Are You Using the Wrong Dictionary?

James Somers wrote a blog post on dictionaries a week or so ago, in which he extols older, more poetic dictionary definitions, criticizing modern dictionaries for being flat and uninspiring. He uncovers a very useful technique for punching up writing, one favored by famed, non-fiction writer John McPhee, but in the process Somers falls into a trap that many non-linguists do, ascribing to the myth that when it comes to language authority older is better. To put it bluntly, Somers is probably using the wrong dictionary.

Overall, Somers’s piece is a nice paean to older dictionaries, which are indeed fun to peruse. It’s true that the style of older references is more engaging than the crisp, dry style favored today. And in particular, Somers’s explication of McPhee’s method for using the dictionary is quite useful. McPhee’s technique is a good one for punching up writing in that final stage of editing, enabling a writer to turn a banal word into an evocative phrase. The blog post is well worth reading for these nuggets.

But as advice as to which dictionary to use as a general reference, Somers’s piece falls into the same category as those writings that elevate Strunk and White to a linguistic godhead. When it was first published in 1959, Strunk and White’s The Elements of Style was a quirky and idiosyncratic style guide filled with errors about how English is actually used. Nowadays, it remains quirky and inaccurate, but it is also woefully outdated, over sixty years old in its current incarnation and based on the original work by Strunk which is over ninety-five years old. The Elements of Style, while perhaps fun to read in places, is a lousy guide for writers. The fact that it is old makes it worse, not better.

The same is true of Somers’s extolling of Merriam-Webster’s 1913 edition of its dictionary. Recently edited dictionaries are generally better for two main reasons: they reflect English as it is used today, and modern lexicographers simply know more and are better at their job than those in days past. The meanings of words change over time; they acquire new senses and connotations, and old senses fall out of use. Relying on a hundred-year-old dictionary is a sure way to insert anachronisms into your writing and to miss connotations and subtleties that have developed over the past century.

And lexicographers are simply better nowadays; they have more information and better tools to analyze the corpus of English. Somers evokes the image of Noah Webster slaving away alone by candlelight, churning out his dictionary, comparing that image favorably with the modern teams of lexicographers using computerized tools and digital databases in an antiseptic office environment. But the simple fact is that one person working alone is bound to get a lot wrong, and a single person in 1828, no matter how brilliant or skilled, simply cannot match the power and scope of today’s digital corpora of English. Noah Webster’s definitions may be poetic in places, but they are also idiosyncratic, reflecting a single person’s views on the language.

Somers uses sport and one of the definitions from the 1913 dictionary as an example. The definition is “diversion of the field.” Somers cites McPhee’s use of this definition, and indeed, McPhee makes brilliant use of it.
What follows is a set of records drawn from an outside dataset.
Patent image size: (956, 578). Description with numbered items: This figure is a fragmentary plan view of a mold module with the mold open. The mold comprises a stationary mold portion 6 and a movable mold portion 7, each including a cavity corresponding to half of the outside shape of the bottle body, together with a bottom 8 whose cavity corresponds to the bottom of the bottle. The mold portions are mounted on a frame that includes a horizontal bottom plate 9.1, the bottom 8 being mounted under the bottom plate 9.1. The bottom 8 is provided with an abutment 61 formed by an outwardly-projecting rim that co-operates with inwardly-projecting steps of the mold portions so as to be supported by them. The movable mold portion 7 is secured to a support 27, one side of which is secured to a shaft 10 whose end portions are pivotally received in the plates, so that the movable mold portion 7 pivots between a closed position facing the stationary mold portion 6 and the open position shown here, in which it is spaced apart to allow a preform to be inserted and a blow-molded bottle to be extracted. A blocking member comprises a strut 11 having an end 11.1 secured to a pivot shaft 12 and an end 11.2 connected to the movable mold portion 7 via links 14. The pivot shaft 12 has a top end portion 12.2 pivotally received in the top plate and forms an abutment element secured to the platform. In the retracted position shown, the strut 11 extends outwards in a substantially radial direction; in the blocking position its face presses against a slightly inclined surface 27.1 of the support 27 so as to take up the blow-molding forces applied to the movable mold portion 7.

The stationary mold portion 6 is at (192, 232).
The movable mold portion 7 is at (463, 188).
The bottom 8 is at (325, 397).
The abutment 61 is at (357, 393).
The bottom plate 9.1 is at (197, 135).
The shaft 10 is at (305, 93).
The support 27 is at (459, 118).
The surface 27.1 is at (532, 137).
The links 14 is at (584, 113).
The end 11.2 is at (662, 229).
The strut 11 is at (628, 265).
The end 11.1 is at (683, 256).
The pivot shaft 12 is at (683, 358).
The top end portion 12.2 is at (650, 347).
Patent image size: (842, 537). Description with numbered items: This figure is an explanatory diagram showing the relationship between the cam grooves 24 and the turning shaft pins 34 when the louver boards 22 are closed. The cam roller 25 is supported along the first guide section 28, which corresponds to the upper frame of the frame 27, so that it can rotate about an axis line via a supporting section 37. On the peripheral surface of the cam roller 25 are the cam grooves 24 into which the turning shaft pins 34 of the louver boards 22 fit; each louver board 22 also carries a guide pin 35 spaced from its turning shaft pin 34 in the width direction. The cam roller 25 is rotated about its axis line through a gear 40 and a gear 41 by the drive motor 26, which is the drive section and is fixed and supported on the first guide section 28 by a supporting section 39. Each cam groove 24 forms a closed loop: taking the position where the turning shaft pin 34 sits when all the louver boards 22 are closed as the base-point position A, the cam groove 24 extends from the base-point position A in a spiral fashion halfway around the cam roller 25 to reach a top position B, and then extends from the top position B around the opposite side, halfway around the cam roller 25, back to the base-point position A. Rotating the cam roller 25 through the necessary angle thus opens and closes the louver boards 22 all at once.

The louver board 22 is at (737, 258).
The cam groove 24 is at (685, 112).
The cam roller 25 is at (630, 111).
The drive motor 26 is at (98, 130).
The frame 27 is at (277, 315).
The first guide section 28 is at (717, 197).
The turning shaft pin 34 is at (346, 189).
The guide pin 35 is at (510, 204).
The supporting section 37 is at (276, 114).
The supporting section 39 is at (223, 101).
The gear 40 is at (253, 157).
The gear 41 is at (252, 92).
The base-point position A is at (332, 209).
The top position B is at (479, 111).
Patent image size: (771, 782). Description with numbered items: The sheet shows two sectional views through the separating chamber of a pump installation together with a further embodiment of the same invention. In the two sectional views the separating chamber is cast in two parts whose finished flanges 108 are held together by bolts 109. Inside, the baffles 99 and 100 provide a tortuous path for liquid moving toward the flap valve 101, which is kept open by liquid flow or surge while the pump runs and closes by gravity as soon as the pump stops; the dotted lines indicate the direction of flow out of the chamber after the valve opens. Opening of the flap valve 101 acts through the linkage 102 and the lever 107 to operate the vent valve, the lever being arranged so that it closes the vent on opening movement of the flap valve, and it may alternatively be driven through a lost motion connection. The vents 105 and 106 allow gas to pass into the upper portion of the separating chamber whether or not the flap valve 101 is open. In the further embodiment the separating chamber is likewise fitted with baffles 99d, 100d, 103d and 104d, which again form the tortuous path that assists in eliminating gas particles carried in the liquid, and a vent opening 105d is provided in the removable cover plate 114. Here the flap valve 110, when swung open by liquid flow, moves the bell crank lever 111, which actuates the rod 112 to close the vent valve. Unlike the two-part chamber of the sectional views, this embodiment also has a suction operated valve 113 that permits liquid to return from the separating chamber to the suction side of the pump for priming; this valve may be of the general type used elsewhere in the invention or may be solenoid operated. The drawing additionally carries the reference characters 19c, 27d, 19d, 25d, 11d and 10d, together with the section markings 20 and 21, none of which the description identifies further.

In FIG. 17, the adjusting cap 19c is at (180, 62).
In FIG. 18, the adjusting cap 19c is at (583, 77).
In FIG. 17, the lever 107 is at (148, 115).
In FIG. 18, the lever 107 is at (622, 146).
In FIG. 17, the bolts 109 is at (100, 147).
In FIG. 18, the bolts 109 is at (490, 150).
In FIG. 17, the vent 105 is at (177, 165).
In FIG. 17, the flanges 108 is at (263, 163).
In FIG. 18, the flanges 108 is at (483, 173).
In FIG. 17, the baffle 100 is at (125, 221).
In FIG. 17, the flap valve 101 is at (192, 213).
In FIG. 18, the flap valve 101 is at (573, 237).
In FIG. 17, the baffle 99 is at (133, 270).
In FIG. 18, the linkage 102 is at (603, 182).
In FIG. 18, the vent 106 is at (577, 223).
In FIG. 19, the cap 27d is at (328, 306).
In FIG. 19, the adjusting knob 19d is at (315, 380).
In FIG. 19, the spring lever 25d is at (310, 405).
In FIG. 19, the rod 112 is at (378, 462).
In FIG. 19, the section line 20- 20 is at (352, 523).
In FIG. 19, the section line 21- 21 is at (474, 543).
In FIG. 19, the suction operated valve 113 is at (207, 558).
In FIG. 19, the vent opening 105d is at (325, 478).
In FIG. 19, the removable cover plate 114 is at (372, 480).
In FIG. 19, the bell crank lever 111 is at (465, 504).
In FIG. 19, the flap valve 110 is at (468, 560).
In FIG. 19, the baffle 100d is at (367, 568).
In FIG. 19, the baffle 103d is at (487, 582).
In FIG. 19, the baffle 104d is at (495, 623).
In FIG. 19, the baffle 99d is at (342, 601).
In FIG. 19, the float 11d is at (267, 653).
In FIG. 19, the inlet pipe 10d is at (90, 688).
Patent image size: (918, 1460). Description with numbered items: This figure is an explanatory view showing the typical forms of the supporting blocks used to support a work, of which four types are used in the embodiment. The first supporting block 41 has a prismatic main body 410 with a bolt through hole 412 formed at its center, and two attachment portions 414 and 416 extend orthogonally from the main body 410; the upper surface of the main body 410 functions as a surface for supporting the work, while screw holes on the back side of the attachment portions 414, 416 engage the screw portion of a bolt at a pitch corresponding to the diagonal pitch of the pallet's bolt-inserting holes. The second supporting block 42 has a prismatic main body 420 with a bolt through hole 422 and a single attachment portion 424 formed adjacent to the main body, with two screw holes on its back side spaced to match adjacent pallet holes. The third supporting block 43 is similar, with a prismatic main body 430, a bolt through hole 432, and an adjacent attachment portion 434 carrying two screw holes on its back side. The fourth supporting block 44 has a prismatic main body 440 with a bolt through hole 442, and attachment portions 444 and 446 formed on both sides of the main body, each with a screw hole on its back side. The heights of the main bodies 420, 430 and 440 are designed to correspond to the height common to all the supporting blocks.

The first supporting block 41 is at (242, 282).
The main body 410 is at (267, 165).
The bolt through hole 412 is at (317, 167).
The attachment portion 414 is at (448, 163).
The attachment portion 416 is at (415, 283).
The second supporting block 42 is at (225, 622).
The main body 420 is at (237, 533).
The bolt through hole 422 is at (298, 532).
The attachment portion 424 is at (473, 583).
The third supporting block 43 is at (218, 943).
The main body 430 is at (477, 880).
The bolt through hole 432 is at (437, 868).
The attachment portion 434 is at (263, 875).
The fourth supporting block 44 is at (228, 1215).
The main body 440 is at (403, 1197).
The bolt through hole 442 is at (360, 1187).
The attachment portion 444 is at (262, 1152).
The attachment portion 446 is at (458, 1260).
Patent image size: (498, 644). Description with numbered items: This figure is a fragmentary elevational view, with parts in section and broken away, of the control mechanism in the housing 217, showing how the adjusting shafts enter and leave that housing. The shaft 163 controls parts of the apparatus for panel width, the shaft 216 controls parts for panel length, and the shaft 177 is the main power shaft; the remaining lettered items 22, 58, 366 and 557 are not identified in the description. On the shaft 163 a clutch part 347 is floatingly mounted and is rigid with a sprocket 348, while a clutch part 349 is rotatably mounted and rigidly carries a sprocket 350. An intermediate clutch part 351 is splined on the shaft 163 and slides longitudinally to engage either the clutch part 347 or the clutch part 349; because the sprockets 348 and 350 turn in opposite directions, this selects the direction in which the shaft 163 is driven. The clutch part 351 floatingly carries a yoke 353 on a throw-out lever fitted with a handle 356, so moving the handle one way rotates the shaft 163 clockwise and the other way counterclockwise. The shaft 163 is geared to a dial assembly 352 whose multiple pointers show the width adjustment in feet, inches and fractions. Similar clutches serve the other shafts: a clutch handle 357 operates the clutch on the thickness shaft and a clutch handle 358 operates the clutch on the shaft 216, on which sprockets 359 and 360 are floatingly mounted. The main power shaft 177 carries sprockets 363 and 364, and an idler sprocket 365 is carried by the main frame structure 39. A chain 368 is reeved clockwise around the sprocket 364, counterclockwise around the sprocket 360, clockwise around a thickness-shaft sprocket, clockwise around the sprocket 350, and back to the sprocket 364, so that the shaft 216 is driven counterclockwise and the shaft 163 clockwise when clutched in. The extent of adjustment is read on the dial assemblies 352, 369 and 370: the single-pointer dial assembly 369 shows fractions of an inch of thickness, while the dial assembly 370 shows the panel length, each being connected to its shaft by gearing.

But as a dictionary definition, does it work? What the heck is a “diversion of the field”? One has to sit and cogitate on that a moment before figuring it out. The definition is imprecise and open to interpretation. The dictionary does add examples, “as fowling, hunting, fishing, racing, games, and the like, esp. when money is staked,” which help. But the entry still omits the most common use of the word today, which the OED (2008) defines as, “an activity involving physical exertion and skill, esp. (particularly in modern use) one regulated by set rules or customs in which an individual or team competes against another or others. Freq. in pl.” If you attempt to use sport in accordance with the definitions of Webster’s 1913, you run a strong risk of anachronistic writing. The main use of the word today was rare a century ago, and the most common use then is relatively rare today. McPhee got away with it because canoeing is the type of activity envisioned by the older definition, but to apply “diversion of the field” to the NFL in 2014 would simply court confusion and head-scratching.

Compare the 1913 definition to the current ones offered by Merriam-Webster Online: “a contest or game in which people do certain physical activities according to a specific set of rules and compete against each other : sports in general : a physical activity (such as hunting, fishing, running, swimming, etc.) that is done for enjoyment.” Sure, these definitions have nothing as evocative as “diversion of the field,” but they are precise, useful, and current.

By all means, read the 1913 Webster’s for enjoyment. Use it as McPhee does to find inspiration. A good and careful writer can avoid the pitfalls of an anachronistic or quirky resource. But as a general reference, you need a crisp, antiseptic, and up-to-date dictionary.